Outro estudo recentemente mostrou que a segurança assintótica também restringe as massas de partículas. Isso implica que a diferença de massa entre o quark superior e inferior não deve ser maior do que um certo valor. Se não tivéssemos já medido a massa do quark superior, isso poderia ter sido usado como uma previsão.

Esses cálculos dependem de aproximações que podem não ser totalmente justificadas, mas os resultados demonstram o poder do método.
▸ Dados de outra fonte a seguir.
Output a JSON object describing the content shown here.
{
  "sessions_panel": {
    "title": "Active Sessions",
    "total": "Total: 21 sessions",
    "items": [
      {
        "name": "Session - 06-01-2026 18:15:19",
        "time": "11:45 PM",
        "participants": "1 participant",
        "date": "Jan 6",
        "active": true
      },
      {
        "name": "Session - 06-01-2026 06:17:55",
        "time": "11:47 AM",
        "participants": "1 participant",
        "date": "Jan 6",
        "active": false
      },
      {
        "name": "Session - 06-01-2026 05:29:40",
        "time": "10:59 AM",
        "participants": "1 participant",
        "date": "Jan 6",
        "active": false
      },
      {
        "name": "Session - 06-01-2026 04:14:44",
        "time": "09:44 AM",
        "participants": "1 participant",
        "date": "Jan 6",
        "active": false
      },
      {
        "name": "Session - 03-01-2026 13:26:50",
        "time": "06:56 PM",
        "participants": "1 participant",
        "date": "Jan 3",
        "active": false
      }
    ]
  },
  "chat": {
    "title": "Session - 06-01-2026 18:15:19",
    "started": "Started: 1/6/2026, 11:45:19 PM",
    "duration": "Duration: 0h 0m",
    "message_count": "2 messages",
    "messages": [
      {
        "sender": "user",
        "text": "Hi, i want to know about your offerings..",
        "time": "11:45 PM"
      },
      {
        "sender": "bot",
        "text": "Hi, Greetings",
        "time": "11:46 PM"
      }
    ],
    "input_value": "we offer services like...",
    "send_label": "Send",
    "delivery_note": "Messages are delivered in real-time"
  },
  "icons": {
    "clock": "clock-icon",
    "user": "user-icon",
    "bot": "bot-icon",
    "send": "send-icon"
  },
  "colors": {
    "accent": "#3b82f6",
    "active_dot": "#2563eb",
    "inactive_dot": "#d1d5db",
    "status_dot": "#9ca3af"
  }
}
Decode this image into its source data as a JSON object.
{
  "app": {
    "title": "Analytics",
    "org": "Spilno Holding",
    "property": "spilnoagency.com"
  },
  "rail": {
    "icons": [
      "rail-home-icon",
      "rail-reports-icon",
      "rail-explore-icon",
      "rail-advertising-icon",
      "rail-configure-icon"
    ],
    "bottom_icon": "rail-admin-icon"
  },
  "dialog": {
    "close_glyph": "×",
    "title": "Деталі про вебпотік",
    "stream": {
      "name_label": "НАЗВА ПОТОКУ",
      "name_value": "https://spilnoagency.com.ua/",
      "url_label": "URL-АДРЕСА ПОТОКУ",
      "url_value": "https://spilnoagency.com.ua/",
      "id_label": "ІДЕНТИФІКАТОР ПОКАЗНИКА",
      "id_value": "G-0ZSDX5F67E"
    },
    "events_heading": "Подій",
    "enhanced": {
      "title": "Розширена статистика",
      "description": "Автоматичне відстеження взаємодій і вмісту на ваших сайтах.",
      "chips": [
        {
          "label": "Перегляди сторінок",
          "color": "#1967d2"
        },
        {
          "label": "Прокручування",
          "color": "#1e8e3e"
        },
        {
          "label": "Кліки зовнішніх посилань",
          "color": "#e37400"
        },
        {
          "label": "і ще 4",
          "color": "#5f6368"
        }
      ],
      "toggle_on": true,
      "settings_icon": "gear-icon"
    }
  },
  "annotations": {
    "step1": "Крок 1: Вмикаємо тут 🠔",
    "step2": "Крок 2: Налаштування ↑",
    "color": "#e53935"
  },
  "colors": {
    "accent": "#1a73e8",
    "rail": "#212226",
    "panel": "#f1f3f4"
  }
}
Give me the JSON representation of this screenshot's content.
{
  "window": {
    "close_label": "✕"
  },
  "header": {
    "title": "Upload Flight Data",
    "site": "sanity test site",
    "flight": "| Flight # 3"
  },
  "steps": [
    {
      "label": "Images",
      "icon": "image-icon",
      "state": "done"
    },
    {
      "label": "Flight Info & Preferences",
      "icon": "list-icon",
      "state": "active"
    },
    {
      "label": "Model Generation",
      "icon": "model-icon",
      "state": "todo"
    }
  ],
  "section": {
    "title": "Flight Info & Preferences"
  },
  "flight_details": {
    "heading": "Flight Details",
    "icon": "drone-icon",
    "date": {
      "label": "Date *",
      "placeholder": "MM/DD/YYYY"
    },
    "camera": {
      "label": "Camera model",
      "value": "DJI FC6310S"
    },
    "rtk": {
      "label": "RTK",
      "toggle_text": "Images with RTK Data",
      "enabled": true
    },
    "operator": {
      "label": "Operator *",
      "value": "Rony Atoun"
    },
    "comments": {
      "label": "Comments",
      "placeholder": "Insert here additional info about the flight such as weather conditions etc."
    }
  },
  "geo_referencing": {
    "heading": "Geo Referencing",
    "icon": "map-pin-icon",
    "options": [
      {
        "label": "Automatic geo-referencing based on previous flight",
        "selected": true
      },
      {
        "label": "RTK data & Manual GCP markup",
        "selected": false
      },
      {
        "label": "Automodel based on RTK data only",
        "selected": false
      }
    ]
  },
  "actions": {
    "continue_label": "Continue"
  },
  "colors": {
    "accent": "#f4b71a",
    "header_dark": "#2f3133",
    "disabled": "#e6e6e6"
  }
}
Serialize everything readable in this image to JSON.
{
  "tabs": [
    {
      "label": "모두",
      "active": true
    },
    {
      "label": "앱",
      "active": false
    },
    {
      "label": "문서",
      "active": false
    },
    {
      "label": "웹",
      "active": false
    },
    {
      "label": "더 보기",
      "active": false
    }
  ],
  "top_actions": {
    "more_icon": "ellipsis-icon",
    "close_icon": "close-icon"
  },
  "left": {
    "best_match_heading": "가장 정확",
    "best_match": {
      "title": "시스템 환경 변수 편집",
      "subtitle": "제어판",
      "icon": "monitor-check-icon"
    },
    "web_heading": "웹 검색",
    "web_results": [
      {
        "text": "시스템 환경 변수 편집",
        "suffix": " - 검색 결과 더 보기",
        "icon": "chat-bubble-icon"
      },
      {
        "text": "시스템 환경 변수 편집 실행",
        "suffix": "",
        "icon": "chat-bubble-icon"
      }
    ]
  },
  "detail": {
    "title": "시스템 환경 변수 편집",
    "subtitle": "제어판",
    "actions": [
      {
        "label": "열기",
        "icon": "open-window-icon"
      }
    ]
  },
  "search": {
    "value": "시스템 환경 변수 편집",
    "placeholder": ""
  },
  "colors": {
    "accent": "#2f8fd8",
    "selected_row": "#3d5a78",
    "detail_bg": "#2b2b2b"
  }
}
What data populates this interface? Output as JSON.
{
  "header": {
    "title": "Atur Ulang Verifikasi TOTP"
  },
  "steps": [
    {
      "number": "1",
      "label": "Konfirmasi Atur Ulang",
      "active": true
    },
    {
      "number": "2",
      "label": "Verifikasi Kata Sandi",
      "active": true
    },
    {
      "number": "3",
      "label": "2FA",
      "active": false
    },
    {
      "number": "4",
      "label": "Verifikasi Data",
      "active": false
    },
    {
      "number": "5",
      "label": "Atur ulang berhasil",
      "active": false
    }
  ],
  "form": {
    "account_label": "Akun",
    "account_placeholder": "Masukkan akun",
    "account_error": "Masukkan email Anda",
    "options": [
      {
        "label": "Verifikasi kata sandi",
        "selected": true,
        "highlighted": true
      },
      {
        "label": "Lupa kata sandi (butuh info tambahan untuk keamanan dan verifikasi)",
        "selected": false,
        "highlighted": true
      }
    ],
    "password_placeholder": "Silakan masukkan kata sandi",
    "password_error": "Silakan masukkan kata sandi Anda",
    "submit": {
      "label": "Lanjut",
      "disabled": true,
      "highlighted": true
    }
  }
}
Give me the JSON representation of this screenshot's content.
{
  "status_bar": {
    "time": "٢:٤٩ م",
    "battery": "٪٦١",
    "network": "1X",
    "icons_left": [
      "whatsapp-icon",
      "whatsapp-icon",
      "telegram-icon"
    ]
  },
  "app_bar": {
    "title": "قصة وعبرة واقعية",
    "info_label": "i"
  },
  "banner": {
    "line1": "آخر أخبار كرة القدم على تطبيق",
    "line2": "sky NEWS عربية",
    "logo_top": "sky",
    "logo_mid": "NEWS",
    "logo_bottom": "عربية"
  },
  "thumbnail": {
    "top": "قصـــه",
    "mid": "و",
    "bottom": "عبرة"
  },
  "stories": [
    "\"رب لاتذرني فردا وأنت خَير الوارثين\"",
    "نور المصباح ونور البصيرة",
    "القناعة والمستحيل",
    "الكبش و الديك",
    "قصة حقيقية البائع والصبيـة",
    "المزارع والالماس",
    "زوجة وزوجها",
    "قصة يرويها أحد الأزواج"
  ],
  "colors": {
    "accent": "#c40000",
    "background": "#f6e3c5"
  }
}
A implicação mais importante é que a física nas energias onde as forças podem ser unificadas - geralmente pensada como irremediavelmente fora do alcance - está intrinsecamente relacionada com a física em energias baixas; o requisito de segurança assintótica os conecta.

Muitas pessoas que trabalham com gravidade assintoticamente segura, eles se referem à ela como "decepcionante". Esse comentário nasce do pensamento de que a segurança assintótica significa que não há nada de novo para aprender. gravidade quântica é apenas mais teoria do campo quântico, como sempre. 

Mas não só a segurança assintótica fornece um vínculo entre as baixas energias testáveis ​​e as altas energias inacessíveis - como demonstram os exemplos acima - a abordagem também não está necessariamente em conflito com outras formas de quantificar a gravidade. Isso porque a extrapolação central à segurança assintótica não exclui que uma descrição mais fundamental do espaço-tempo - por exemplo, com cordas ou redes - emerge em altas energias. Longe de ser decepcionante, a segurança assintótica pode nos permitir finalmente conectar o universo conhecido ao comportamento quântico do espaço-tempo.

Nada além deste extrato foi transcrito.